On the other hand, it may just be that neurons responsible for processing the peripheral areas of vision have much sparser (or non-existent) short-term components, while their long-term connections are correspondingly more genetically hard-wired.
[pdf] Facing Up to the Problem of Consciousness
I've included this as background, because much of the material in this entry seems (intuitively) to be related somehow to consciousness. This is an introductory level explanation of consciousness and where we are in dealing with the hard problem of explaining it. It is authored by one of the premier thinkers in the field David Chalmers
[1] - E-mail conversations with others have indicated a need for more clarity about these concepts. Part of the problem (okay, most of the problem) may be that I have not done a good job of explaining it. This entry represents my ongoing attempt to do a better job of relating the underlying concepts and how they apply and relate to surrounding concepts.
[2] - Going a little farther out on a limb, what we perceive as remembering may simply be how we experience the process of re-learning, anew, how to deal with the situation currently presented to us. In other words, the sensation of remembering within a present moment, may be caused by newly forming short-term connections, as they develop, with guidance from fast residual responses generated by existing long-term connections.
[3] - In the underlying biology, the different rates of acquisition and forgetting can certainly be at the same synapse. There is a great deal of observational support for this, but it is not the only observed cause for the phenomenon. Alternatively, different learning and retention rates may be based on differences between different synapses on the same neuron, or differences in learning and retention times between closely related neurons. Widening the scope even further, the concept of "closely related" neurons may be based on vicinity, or it may be based on function or effect, just to name two examples. See also Pathfinding, which produces long-term learning based on the formation of new axons and synapses.
[4] - Apparently, based on understanding gained from Quantum Mechanics, all volumetric phenomena are interactively adaptive to a lesser or greater extent.
[5] - The term, “same connection-point” is taken to be abstracted here, and does not necessarily refer to a single terminal or synapse. Two completely different axons from the same source-function to the same destination-function would suffice.

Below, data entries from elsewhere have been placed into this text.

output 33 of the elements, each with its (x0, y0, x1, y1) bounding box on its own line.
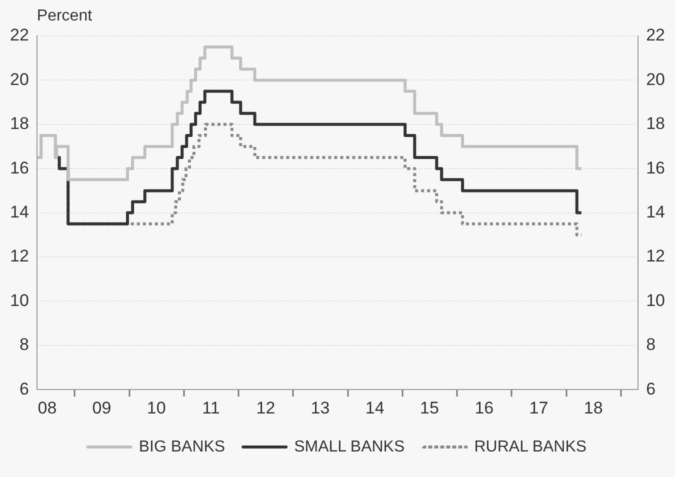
y-tick-label: 22 (10, 26, 29, 45)
y-tick-label: 14 (10, 202, 29, 222)
y2-tick-label: 20 (646, 70, 666, 89)
x-tick-label: 17 (529, 398, 548, 418)
x-tick-label: 15 (420, 398, 439, 418)
x-tick-label: 09 (92, 398, 112, 418)
y2-tick-label: 16 (646, 158, 666, 178)
x-tick-label: 16 (474, 398, 494, 418)
legend-label: RURAL BANKS (474, 438, 587, 456)
x-tick-label: 12 (256, 398, 276, 418)
y-tick-label: 12 (10, 246, 29, 266)
x-tick-label: 13 (310, 398, 330, 418)
y2-tick-label: 22 (646, 26, 666, 45)
y-tick-label: 8 (19, 335, 29, 354)
legend-label: BIG BANKS (138, 438, 226, 456)
legend-label: SMALL BANKS (294, 438, 405, 456)
y-tick-label: 16 (10, 158, 29, 178)
y2-tick-label: 8 (646, 335, 656, 354)
x-tick-label: 10 (146, 398, 166, 418)
x-tick-label: 14 (365, 398, 384, 418)
y2-tick-label: 18 (646, 114, 666, 134)
y2-tick-label: 14 (646, 202, 666, 222)
x-tick-label: 18 (584, 398, 603, 418)
y-tick-label: 10 (10, 290, 29, 310)
x-tick-label: 11 (202, 398, 220, 418)
y2-tick-label: 6 (646, 379, 656, 398)
y2-tick-label: 12 (646, 246, 666, 266)
y-tick-label: 6 (19, 379, 29, 398)
x-tick-label: 08 (38, 398, 57, 418)
y-tick-label: 20 (10, 70, 29, 89)
y-axis-title: Percent (36, 7, 93, 24)
y-tick-label: 18 (10, 114, 29, 134)
y2-tick-label: 10 (646, 290, 666, 310)
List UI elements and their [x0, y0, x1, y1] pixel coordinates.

[6] - The word “responses” is used in a general sense here. It refers to all types of responses, including internal events, such as firing neurons
[7] - For an example of this, see U.S. patent # 7,904,398. This patent is based on the concepts discussed in this blog entry. The final embodiment demonstrates this benefit and gives a chart showing just how effective it is at the task of learning from uncertain training cues.
[8] - They are currently questioning whether the result is due to processing the differences between the two faces for the purpose of accentuating distinguishing features. Because their second video also works well if you hold a hand over one side, I am skeptical of that interpretation.
Editing note: - This article was originally posted in November of 2011. It has been edited and reorganized to be more readable in this re-posted edition.